As the population has grown, the power of smaller states has become more and more disproportionate in the Senate – small states can ask for more money from the federal government, for example, in exchange for voting on certain bills to get to the magic 51 number (more than half of 100, the total amount of senators) in order to pass it.
The Great Compromise was somewhat similar to the Three-Fifths Compromise – which counted 3/5 of enslaved people as part of a states’ population for purposes of the number of congresspeople allowed in the House of Representatives – in that it sought to satisfy two separate categories of states. In the case of the Three-Fifths Compromise, it was slaveholding and non-slaveholding states
The Great Compromise is written into Article I of the Constitution, which describes how the legislative branch functions.
The Great Compromise and the Electoral College
The Great Compromise also affects how the Electoral College works. Each state is assigned Electors based on the number of their House of Representatives and Senators combined. California, for example, has 55 electoral votes because they have 53 representatives and 2 senators. Montana (and the other six states mentioned earlier with only 1 representative) has 3 electoral votes because they have 1 representative and 2 senators.
All this directly affects where in the country presidential candidates choose to campaign – they’re going to focus on states that could vote Republican or Democrat (swing states) and that have a significant electoral count. Florida, with its 29 electoral votes, is a good example.
It is through the legislative branch (Congress) and the executive branch (the President, who is elected by the Electoral College) that the Great Compromise affects the United States today.
The Great Compromise is why the United States has two chambers in its legislature: the House of Representatives and the Senate. Collectively, these are referred to as the U.S. Congress.
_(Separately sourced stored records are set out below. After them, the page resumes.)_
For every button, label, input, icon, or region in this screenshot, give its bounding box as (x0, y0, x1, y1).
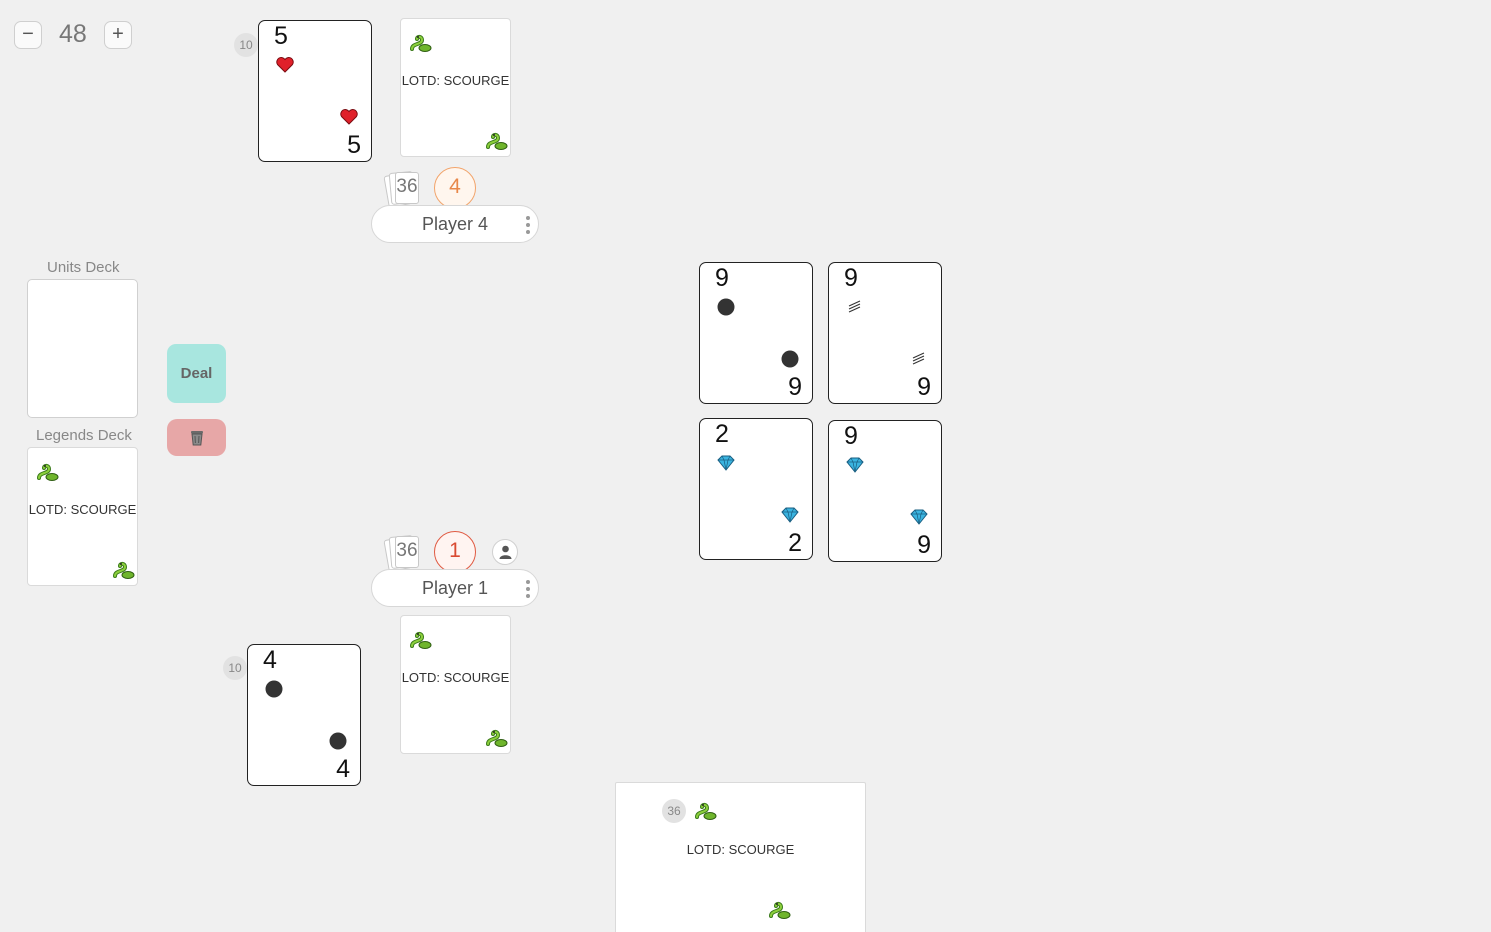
zoom-in-button[interactable]: + (104, 21, 132, 49)
snake-icon (111, 558, 135, 580)
dot-icon (716, 297, 736, 317)
diamond-gem-icon (909, 507, 929, 527)
board-card[interactable]: 9 9 (828, 420, 942, 562)
player-name: Player 1 (421, 578, 489, 598)
player4-number-badge: 4 (434, 167, 476, 209)
snake-icon (408, 628, 432, 650)
card-preview-panel: 36 LOTD: SCOURGE (615, 782, 866, 932)
snake-icon (693, 799, 717, 821)
player1-unit-card[interactable]: 4 4 (247, 644, 361, 786)
player4-legend-card[interactable]: LOTD: SCOURGE (400, 18, 511, 157)
card-rank: 2 (715, 420, 729, 448)
card-rank: 9 (715, 264, 729, 292)
deal-button[interactable]: Deal (167, 344, 226, 403)
zoom-out-button[interactable]: − (14, 21, 42, 49)
legend-card-title: LOTD: SCOURGE (401, 670, 510, 685)
snake-icon (484, 726, 508, 748)
card-rank: 9 (917, 373, 931, 401)
legend-card-title: LOTD: SCOURGE (28, 502, 137, 517)
more-options-icon[interactable] (526, 580, 530, 598)
card-rank: 5 (274, 22, 288, 50)
legend-card-title: LOTD: SCOURGE (401, 73, 510, 88)
deck-count: 36 (396, 540, 418, 561)
legends-deck[interactable]: LOTD: SCOURGE (27, 447, 138, 586)
dot-icon (328, 731, 348, 751)
board-card[interactable]: 2 2 (699, 418, 813, 560)
stripes-icon (909, 349, 929, 369)
user-icon[interactable] (492, 539, 518, 565)
diamond-gem-icon (716, 453, 736, 473)
card-rank: 9 (844, 264, 858, 292)
stripes-icon (845, 297, 865, 317)
hand-count-badge: 10 (223, 656, 247, 680)
player4-unit-card[interactable]: 5 5 (258, 20, 372, 162)
card-rank: 9 (788, 373, 802, 401)
trash-icon (191, 431, 203, 446)
units-deck[interactable] (27, 279, 138, 418)
dot-icon (264, 679, 284, 699)
diamond-gem-icon (780, 505, 800, 525)
snake-icon (35, 460, 59, 482)
card-rank: 5 (347, 131, 361, 159)
more-options-icon[interactable] (526, 216, 530, 234)
heart-icon (275, 55, 295, 75)
card-rank: 9 (917, 531, 931, 559)
player1-number-badge: 1 (434, 531, 476, 573)
zoom-level: 48 (59, 20, 87, 48)
board-card[interactable]: 9 9 (699, 262, 813, 404)
player-name: Player 4 (421, 214, 489, 234)
snake-icon (484, 129, 508, 151)
card-rank: 9 (844, 422, 858, 450)
card-rank: 2 (788, 529, 802, 557)
discard-button[interactable] (167, 419, 226, 456)
player4-deck-stack[interactable]: 36 (383, 170, 424, 210)
card-rank: 4 (263, 646, 277, 674)
preview-card-title: LOTD: SCOURGE (686, 842, 795, 857)
player1-nameplate[interactable]: Player 1 (371, 569, 539, 607)
legends-deck-label: Legends Deck (36, 427, 132, 444)
deck-count: 36 (396, 176, 418, 197)
player1-deck-stack[interactable]: 36 (383, 534, 424, 574)
board-card[interactable]: 9 9 (828, 262, 942, 404)
hand-count-badge: 10 (234, 33, 258, 57)
player4-nameplate[interactable]: Player 4 (371, 205, 539, 243)
card-rank: 4 (336, 755, 350, 783)
dot-icon (780, 349, 800, 369)
heart-icon (339, 107, 359, 127)
diamond-gem-icon (845, 455, 865, 475)
preview-count-badge: 36 (662, 799, 686, 823)
player1-legend-card[interactable]: LOTD: SCOURGE (400, 615, 511, 754)
units-deck-label: Units Deck (47, 259, 120, 276)
snake-icon (767, 898, 791, 920)
snake-icon (408, 31, 432, 53)
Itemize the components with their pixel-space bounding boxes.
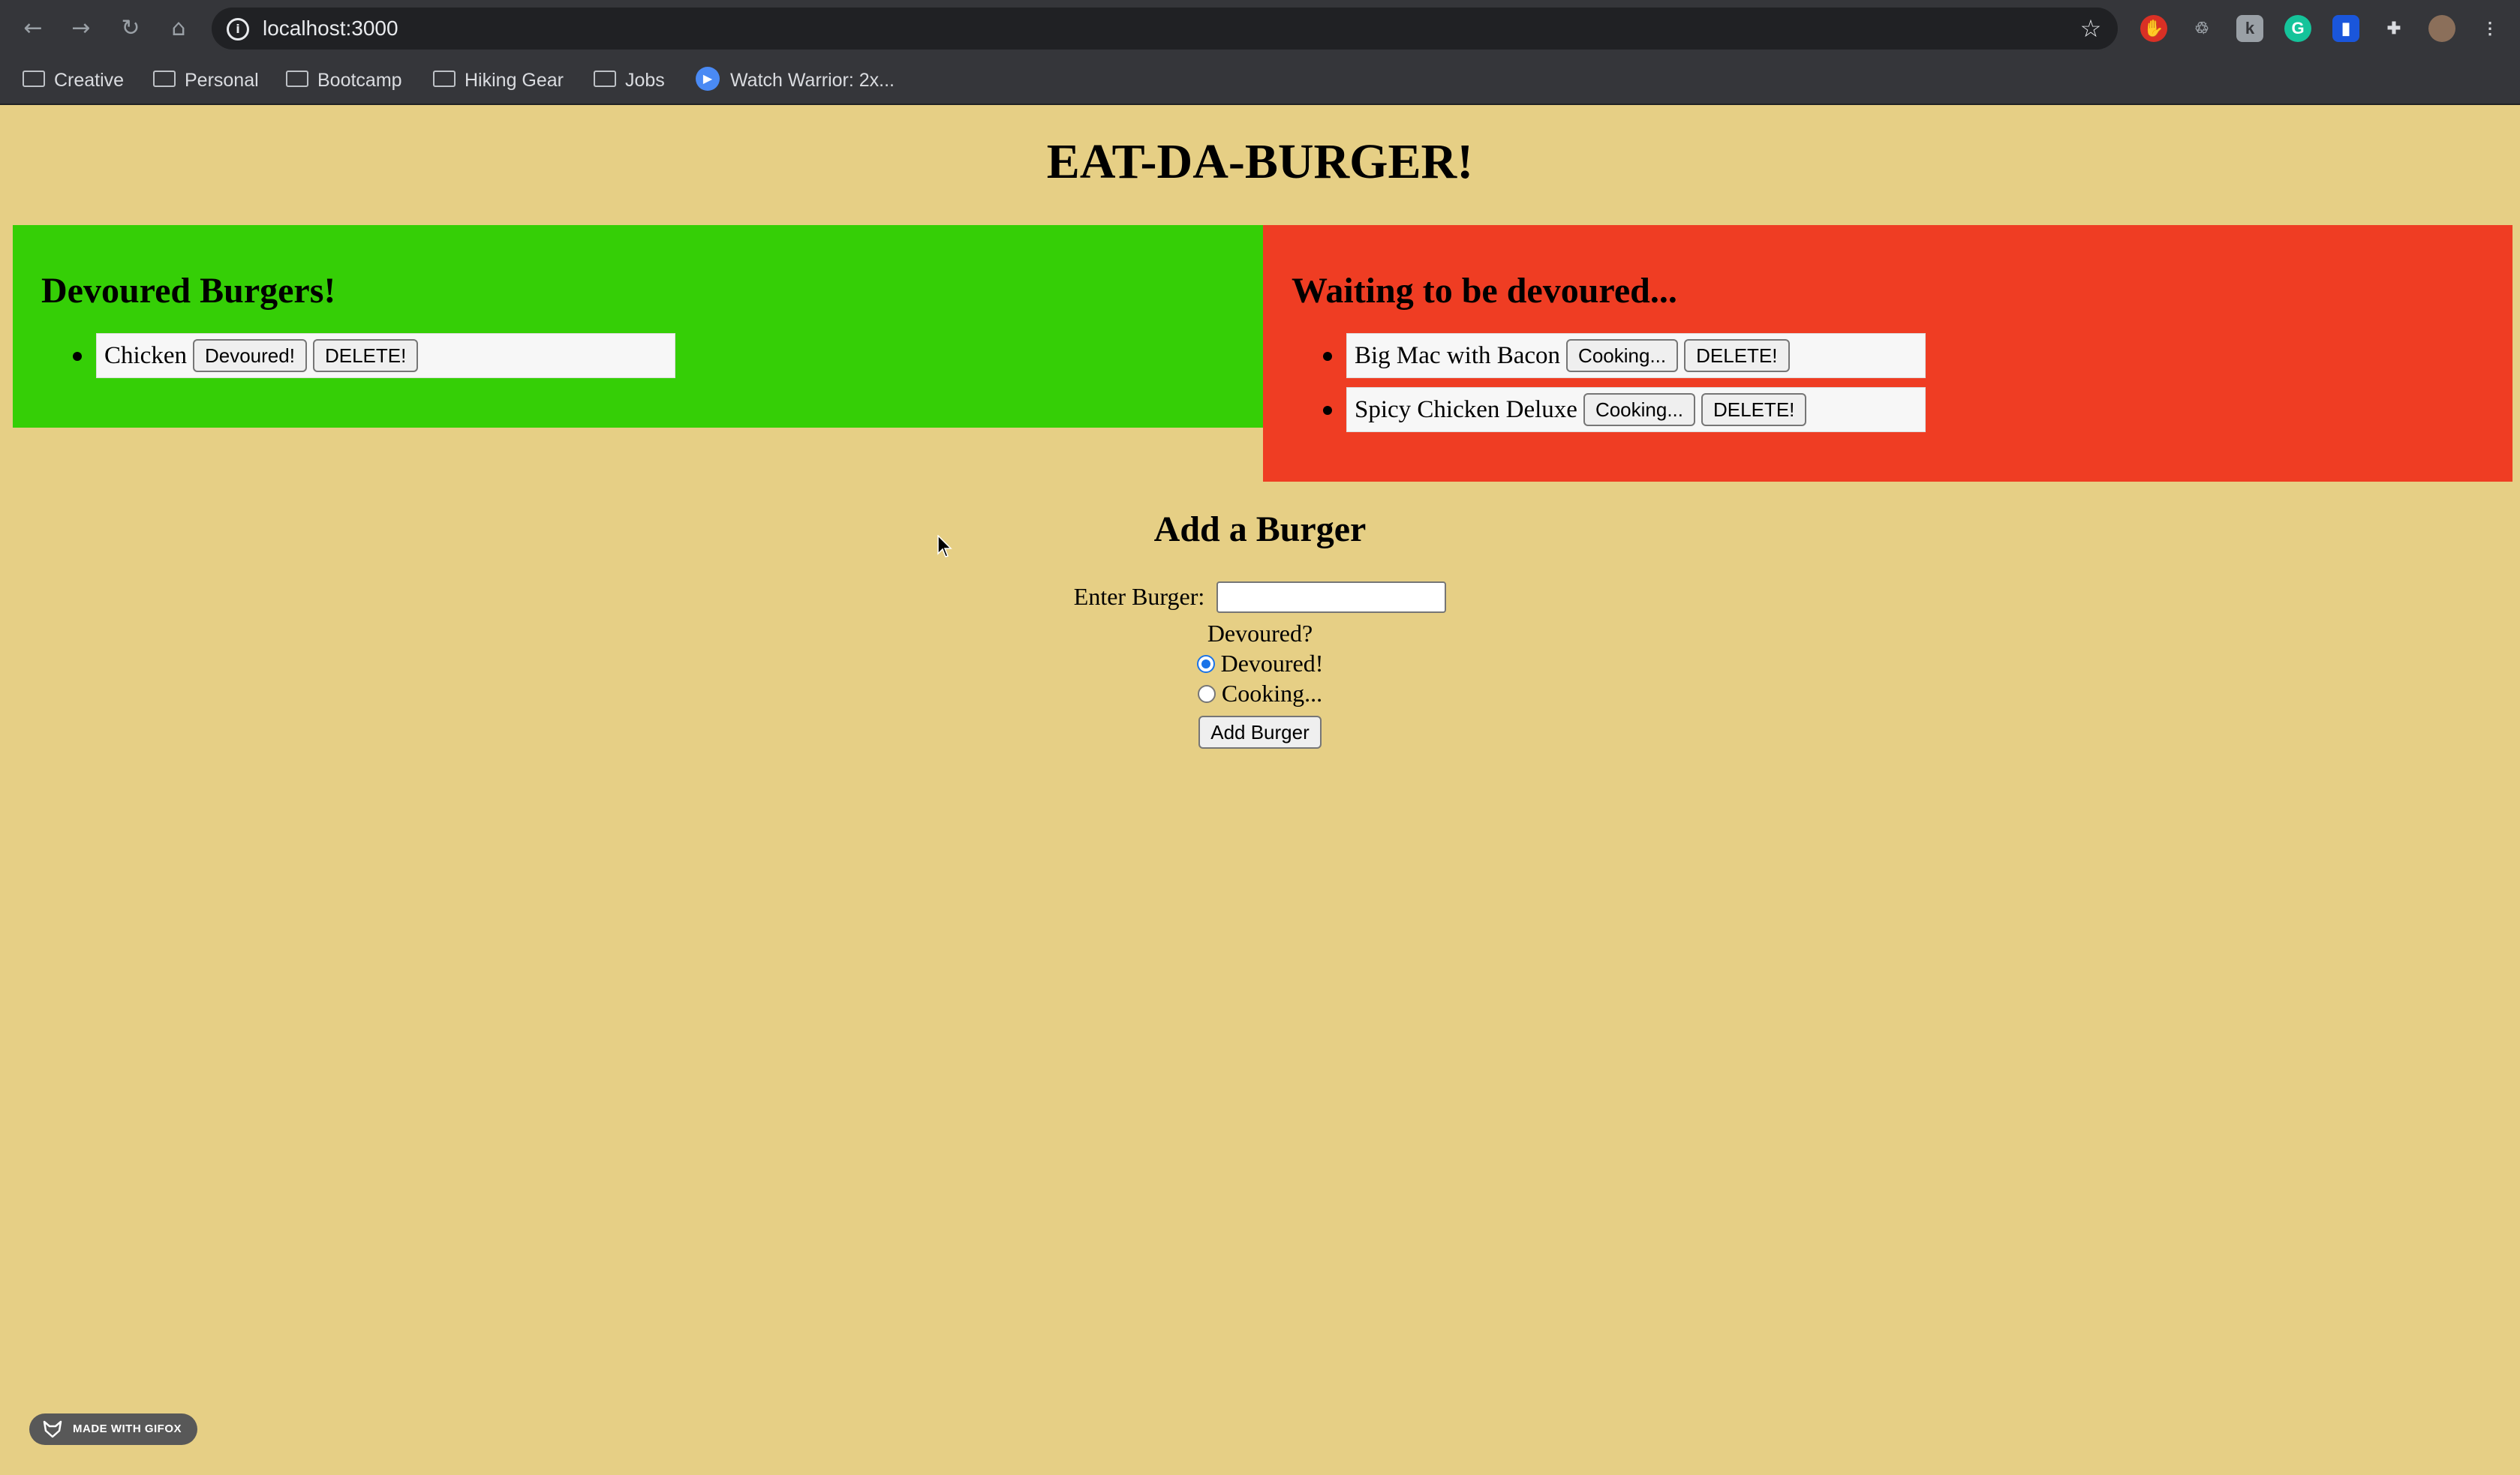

Members of the House of Representatives are typically referred to as “Congresspeople” – “Congressman” or “Congresswoman,” depending on gender – while members of the Senate are Senators.
The Great Compromise balances out concerns about representation based on population – although larger states have more power in the House of Representatives, all states have the same amount of power in the Senate.
All this ensures that every state is relevant when it comes to making laws that apply to the entire country – California can’t overpower Wyoming because, although they have (many) more Representatives in the House, they each have two senators.